When Jeff Plankenhorn, arguably one of the busiest and most highly regarded guitar players on the Austin music scene, tells you that he “hardly ever takes sideman gigs anymore,” take it with a grain of salt.
Yes, it’s true he’s made a concerted effort to carve out more time for his own solo career ever since issuing his breakout second studio set, 2016’s SoulSlide — and he aims to find even more of that “me time” come the May 4, 2018 release of his new album, Sleeping Dogs on Spike Steel Records.But as far as scaling back on the whole sideman thing goes … bear in mind that there’s a big difference between “hardly ever” and never. Namely, the former still leaves the guy just enough wiggle room to happily say “yes” when legends (and friends) on the level of Ray Wylie Hubbard or the Flatlanders need a can-do guitar man for a sold-out theater engagement. Or, say, when fellow A-list Austin sideman “Scrappy” Jud Newcomb — the MVP co-producer of Sleeping Dogs — finds out he can’t make it to a very special Johnny Nicholas gig in Hawaii, and asks “Plank” if he’d be up for subbing for him. Who in their right mind is going to say no to that?
Plankenhorn still selectively takes those kinds of calls not because he gets them, but because he’s earned them. For the better part of the last 17 years, ever since he first moved to Texas with nothing to his name but a Geo Prism, $100, seven guitars and the generous hospitality of Ray and Judy Hubbard, the gifted multi-instrumentalist from Columbus, Ohio has busted ass to prove himself not just able and willing, but above all worthy of playing with the best of the best. And the reason so many song poets like Hubbard and Joe Ely like having Plank at their side is not just because of his prodigious chops on all things stringed (especially those played with a slide), but because of his intuitive knack for knowing when to hold back, always allowing the singer room to land a lyric and go for the proverbial kill. “That’s just part of the skill set I learned very early on: ‘When in doubt, layout,’” Plankenhorn explains with a chuckle. “That joke about knowing when not to play?
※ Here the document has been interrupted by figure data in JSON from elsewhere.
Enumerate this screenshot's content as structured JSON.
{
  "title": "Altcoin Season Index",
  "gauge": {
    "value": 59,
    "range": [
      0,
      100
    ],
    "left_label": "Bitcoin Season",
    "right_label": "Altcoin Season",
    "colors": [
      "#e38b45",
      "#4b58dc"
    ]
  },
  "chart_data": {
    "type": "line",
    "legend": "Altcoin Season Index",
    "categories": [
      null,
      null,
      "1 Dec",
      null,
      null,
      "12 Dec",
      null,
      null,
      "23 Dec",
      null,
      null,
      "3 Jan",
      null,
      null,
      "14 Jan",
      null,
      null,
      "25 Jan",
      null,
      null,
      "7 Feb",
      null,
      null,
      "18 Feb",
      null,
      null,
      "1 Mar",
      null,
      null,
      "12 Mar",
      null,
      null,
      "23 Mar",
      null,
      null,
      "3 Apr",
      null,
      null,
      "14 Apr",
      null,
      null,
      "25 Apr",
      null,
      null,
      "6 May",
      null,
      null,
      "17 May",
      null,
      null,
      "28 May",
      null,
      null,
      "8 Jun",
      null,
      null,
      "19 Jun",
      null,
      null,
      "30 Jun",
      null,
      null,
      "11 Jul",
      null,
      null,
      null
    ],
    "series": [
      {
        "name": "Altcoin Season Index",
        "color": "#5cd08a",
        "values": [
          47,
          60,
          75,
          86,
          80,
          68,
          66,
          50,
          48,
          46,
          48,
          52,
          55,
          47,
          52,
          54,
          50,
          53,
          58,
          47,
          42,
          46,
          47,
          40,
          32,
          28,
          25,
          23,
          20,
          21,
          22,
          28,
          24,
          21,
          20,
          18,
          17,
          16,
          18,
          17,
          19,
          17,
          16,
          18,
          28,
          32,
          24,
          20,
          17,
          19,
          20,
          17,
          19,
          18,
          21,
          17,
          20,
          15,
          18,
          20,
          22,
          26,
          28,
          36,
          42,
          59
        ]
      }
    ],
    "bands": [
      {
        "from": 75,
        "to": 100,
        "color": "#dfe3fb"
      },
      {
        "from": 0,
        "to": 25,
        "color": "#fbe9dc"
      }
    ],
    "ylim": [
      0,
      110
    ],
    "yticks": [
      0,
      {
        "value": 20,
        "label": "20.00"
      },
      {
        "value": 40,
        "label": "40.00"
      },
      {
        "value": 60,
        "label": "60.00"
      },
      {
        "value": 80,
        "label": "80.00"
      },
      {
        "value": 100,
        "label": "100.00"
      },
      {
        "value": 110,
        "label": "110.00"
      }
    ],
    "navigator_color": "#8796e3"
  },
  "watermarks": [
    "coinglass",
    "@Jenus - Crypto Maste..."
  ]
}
It’s true.”
Not surprisingly, that particular skill — along with myriad other lessons in the finer points of songcraft that he’s picked up from sharing stages with the masters — has come to greatly inform Plankenhorn’s own music over the years. But it’s never been more apparent than it is on Sleeping Dogs. Make no mistake: Plank plays a lot of guitar on the album, along with pedal steel, piano, upright bass and seemingly anything else he could lay his hands on during the sessions at the Zone recording studio just outside of Austin. But in stark contrast to SoulSlide, which by his own admission was by design a showcase for his custom-designed lap slide guitar, a patented “Frankenstein” beauty he calls “the Plank,” Sleeping Dogs is first and foremost all about the songs.